The OPM Hacking Scandal Just Got Worse by John Schindler.
From the post:
The other day I explained in detail how the mega-hack of the Office of Personnel Management’s internal servers looks like a genuine disaster for the U.S. Government, a setback that will have long-lasting and painful counterintelligence consequences. In particular I explained what the four million Americans whose records have been purloined may be in for:
Whoever now holds OPM’s records possesses something like the Holy Grail from a CI perspective. They can target Americans in their database for recruitment or influence. After all, they know their vices, every last one — the gambling habit, the inability to pay bills on time, the spats with former spouses, the taste for something sexual on the side (perhaps with someone of a different gender than your normal partner) — since all that is recorded in security clearance paperwork (to get an idea of how detailed this gets, you can see the form, called an SF86, here).

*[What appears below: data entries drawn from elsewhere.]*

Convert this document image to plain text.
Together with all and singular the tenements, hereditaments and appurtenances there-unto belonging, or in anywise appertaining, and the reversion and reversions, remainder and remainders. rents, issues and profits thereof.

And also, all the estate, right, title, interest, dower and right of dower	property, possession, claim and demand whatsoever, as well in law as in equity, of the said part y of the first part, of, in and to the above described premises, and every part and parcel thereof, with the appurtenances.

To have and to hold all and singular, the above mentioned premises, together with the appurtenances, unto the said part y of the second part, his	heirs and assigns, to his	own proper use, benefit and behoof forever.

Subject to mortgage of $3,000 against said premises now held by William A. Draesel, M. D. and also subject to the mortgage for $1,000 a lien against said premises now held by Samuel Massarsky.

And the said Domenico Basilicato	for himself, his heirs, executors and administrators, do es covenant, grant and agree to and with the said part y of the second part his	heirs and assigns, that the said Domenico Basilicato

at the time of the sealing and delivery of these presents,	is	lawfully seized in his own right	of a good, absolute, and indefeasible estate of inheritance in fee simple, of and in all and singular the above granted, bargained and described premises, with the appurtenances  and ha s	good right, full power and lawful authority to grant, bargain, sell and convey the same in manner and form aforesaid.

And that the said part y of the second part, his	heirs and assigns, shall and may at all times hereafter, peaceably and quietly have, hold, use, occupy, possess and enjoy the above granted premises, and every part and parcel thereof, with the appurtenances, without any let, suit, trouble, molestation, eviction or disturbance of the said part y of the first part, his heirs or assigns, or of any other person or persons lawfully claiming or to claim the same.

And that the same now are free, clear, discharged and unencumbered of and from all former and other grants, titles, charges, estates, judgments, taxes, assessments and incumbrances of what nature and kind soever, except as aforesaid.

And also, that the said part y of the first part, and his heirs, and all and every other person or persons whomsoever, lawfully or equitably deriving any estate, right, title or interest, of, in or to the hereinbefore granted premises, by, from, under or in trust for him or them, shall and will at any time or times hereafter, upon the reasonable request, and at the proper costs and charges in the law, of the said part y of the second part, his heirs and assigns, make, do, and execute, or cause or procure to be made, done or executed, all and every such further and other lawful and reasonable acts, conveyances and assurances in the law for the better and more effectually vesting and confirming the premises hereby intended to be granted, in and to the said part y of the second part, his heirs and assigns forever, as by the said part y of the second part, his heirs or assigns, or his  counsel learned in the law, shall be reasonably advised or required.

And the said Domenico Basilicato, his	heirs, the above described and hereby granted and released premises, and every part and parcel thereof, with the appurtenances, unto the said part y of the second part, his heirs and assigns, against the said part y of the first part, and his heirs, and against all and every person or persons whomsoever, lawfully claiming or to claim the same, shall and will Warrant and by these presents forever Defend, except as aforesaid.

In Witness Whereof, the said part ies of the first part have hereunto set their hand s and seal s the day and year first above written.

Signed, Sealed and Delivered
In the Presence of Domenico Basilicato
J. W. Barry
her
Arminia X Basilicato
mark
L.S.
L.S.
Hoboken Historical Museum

Do you have friends in foreign countries, perhaps lovers past and present? They know all about them. That embarrassing dispute with your neighbor over hedges that nearly got you arrested? They know about that too. Your college drug habit? Yes, that too. Even what your friends and neighbors said about you to investigators, highly personal and revealing stuff, that’s in the other side’s possession now.
The bad news keeps piling up with this story, including reports that OPM records may have appeared, for sale, on the “darknet.” Even more disturbing, if predictable, is a new report in the New York Times that case “investigators believe that the Chinese hackers who attacked the databases of the Office of Personnel Management may have obtained the names of Chinese relatives, friends and frequent associates of American diplomats and other government officials, information that Beijing could use for blackmail or retaliation.” (emphasis in original)
The fallout from the OPM hack does seem to worsen but the quality of reporting on the hack remains fairly constant, as in poor.
The New York Times continues to parrot the unofficial government line that China was behind the OPM hack. Could be true but why would the Chinese government want to sell OPM records on the “darknet?” That seems to contradict the state enterprise line. Yes?
The media has failed to followup on who in the OPM was responsible for security and what steps have been taken to hold them accountable for this rather remarkable data breach.
Unless and until the holders of data have “skin in the game” for data breaches, data security will not improve.